A terme, quels vont-être
les apports supplémentaires d'INTERREG ?
Pour valoriser les projets menés, l'objectif principal est de se faire
connaître. Les projets que nous soutenons font le pont entre les
infrastructures et le monde associatif. Car il va falloir articuler la
communication de proximité, pour interpeller la “personne de la
rue”, avec une communication plus institutionnelle, pour montrer
à quoi cela sert auprès des structures. Ce sont, certes, des
programmes qui répondent à des objectifs communautaires
(européens) dans la Caraïbe, mais qui exigent de la collaboration
avec les pays avoisinants. Il est donc fondamental que notre projet arrive aux oreilles de nos partenaires. Cela émane d'une
politique de cohésion, pour rétablir les déséquilibres entre certaines régions de pays européens, avec des financements du
FEDER (Fonds européen de développement régional). Cette région
a des atouts. Et en travaillant sur les axes du développement économique, de la protection de la diversité et de l'environnement et
des échanges avec les pays tiers, c'est une véritable coopération
“gagnante-gagnante” pour l'ensemble de la zone qui est conduite.

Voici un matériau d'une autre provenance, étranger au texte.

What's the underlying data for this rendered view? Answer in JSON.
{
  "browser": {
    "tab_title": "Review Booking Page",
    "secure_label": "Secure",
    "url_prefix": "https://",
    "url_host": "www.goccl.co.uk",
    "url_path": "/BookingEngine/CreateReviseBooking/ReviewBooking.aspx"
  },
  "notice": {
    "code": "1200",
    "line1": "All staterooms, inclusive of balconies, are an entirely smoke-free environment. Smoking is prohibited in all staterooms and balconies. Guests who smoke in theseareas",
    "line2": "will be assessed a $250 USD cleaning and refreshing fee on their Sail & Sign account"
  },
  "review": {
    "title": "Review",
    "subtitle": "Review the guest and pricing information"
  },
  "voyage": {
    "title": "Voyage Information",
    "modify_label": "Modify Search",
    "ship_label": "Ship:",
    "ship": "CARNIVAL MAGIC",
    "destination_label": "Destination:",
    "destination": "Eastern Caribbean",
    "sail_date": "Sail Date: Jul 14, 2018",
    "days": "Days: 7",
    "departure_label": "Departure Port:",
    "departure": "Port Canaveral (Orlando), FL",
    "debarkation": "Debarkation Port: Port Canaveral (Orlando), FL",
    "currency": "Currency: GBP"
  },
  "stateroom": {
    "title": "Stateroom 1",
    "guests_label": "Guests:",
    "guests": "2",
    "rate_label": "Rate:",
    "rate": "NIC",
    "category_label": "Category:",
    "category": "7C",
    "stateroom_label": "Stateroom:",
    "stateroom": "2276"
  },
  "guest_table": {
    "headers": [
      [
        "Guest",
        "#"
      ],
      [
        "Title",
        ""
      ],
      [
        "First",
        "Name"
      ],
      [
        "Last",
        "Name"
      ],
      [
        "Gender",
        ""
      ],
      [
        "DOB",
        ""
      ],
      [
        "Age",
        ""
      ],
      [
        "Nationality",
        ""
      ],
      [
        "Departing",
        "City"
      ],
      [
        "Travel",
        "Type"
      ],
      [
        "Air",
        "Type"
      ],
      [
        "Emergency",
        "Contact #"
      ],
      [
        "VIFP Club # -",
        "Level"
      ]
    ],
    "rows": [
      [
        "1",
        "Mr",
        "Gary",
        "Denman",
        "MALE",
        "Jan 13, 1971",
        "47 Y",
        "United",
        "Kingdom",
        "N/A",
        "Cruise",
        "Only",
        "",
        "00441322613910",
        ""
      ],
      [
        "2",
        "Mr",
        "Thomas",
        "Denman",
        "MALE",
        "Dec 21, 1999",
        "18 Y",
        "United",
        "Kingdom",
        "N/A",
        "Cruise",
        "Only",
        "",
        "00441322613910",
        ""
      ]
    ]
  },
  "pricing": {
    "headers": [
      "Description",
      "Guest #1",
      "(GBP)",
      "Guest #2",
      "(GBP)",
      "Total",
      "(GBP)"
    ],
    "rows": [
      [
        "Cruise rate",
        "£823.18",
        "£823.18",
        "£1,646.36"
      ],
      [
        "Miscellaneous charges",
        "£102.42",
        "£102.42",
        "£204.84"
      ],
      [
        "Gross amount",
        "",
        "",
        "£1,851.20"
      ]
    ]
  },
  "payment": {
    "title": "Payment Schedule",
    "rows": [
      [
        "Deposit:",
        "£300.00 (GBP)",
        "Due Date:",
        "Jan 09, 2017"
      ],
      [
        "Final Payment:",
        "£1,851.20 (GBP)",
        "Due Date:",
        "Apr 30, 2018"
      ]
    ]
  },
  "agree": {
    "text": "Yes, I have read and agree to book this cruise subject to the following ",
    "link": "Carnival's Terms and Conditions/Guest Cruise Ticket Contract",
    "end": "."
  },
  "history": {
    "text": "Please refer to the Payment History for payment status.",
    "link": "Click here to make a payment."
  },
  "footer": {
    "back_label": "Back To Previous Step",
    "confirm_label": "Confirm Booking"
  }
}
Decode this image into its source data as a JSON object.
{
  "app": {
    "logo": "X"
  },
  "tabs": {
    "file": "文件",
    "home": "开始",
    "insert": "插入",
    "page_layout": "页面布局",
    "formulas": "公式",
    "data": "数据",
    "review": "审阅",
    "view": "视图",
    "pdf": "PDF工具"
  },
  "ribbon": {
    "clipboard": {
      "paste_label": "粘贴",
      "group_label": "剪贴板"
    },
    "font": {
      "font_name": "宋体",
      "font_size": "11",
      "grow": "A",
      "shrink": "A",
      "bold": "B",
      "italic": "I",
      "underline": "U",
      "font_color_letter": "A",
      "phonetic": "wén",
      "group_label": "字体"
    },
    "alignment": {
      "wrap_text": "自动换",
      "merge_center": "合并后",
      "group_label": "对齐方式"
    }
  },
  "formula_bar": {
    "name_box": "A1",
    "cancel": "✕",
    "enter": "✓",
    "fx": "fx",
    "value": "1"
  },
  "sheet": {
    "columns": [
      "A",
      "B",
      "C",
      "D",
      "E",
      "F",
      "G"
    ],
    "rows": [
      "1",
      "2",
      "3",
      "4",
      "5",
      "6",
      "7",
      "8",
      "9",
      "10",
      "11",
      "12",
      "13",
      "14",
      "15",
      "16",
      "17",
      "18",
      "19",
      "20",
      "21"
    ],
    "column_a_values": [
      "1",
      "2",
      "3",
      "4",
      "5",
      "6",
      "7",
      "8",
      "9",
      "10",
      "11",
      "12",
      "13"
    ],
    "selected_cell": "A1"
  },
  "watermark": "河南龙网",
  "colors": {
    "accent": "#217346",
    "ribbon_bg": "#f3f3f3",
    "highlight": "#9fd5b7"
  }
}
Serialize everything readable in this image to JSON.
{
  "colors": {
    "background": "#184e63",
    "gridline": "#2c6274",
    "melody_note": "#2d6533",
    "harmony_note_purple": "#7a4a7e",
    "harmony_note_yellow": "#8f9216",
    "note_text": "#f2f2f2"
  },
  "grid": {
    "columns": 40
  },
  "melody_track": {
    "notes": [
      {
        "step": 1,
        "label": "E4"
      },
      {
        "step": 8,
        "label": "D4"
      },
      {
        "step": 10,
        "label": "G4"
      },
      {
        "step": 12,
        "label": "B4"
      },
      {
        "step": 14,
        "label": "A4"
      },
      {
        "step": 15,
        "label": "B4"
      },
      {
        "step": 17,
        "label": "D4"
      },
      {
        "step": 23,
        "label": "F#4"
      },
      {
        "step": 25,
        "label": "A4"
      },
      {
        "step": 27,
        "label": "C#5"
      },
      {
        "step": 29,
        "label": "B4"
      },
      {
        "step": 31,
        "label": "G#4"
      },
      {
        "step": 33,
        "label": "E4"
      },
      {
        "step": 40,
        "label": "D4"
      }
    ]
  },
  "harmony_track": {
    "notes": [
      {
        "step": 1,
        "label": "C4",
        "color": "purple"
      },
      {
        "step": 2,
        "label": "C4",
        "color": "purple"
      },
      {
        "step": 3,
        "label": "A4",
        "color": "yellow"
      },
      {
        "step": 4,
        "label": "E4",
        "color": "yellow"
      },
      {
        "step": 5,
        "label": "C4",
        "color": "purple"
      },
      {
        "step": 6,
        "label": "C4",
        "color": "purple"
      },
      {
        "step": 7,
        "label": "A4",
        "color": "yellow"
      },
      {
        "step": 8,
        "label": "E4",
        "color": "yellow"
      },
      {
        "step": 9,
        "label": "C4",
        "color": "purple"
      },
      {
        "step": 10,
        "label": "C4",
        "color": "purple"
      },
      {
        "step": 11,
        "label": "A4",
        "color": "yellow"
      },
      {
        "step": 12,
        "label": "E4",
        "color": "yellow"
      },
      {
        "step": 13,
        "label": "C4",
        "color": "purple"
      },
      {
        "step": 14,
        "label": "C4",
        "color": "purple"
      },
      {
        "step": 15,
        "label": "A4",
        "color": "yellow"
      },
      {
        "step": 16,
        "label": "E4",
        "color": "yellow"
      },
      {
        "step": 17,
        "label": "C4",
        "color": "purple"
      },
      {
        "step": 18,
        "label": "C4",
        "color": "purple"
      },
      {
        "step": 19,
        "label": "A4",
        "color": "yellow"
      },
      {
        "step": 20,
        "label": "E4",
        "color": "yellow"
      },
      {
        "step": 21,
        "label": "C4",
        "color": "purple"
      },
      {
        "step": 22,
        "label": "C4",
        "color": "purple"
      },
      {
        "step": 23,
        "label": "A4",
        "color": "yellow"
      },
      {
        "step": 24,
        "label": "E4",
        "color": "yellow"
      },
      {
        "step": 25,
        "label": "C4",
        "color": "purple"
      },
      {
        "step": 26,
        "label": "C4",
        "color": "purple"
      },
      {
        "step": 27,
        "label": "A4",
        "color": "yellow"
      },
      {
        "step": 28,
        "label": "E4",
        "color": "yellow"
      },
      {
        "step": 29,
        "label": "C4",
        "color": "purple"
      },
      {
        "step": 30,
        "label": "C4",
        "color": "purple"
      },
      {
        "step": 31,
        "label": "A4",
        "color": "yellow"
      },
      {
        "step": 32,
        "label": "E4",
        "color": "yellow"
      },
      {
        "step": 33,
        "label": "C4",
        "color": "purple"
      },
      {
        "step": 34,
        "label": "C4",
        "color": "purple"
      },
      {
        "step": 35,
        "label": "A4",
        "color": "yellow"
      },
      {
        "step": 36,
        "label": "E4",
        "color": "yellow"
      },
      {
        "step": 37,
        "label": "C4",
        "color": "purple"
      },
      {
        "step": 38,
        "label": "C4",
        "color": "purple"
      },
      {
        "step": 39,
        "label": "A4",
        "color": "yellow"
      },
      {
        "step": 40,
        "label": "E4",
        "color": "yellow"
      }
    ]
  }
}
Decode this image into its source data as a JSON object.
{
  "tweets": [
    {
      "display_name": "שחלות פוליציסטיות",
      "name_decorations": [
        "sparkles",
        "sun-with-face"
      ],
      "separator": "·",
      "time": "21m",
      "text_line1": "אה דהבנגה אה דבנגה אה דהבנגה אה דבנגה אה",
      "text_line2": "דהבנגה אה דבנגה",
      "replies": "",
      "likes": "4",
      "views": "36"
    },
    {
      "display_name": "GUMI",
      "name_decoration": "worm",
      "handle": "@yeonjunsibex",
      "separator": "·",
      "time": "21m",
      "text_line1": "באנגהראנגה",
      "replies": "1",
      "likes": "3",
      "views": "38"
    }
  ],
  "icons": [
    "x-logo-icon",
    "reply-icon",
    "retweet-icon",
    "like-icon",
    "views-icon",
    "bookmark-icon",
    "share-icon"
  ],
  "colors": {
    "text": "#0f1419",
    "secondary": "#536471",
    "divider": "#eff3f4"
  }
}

En valorisant les avantages de la région, cela profitera à l'ensemble de la Caraïbe, cela répondra également aux besoins
d'intégration, de rapprochement des départements français
d'Amérique dans l'arc caribéen.
Que va permettre le volet VIH du projet ?
Cette partie est très “partenariale”, avec près de 26 structures
participant aux projets. Cela réunit des membres du tissu associatif local et d'autres acteurs régionaux, créant ainsi un véritable
effet réseau. Ce sont souvent des programmes issus du domaine
hospitalier, qui a voulu intégrer des organisations non gouvernementales dans le processus. Cette partie a fait la part belle à
l'innovation, en mettant en place de nouveaux critères d'enquête,
afin de mieux connaître les populations les plus exposées au VIH.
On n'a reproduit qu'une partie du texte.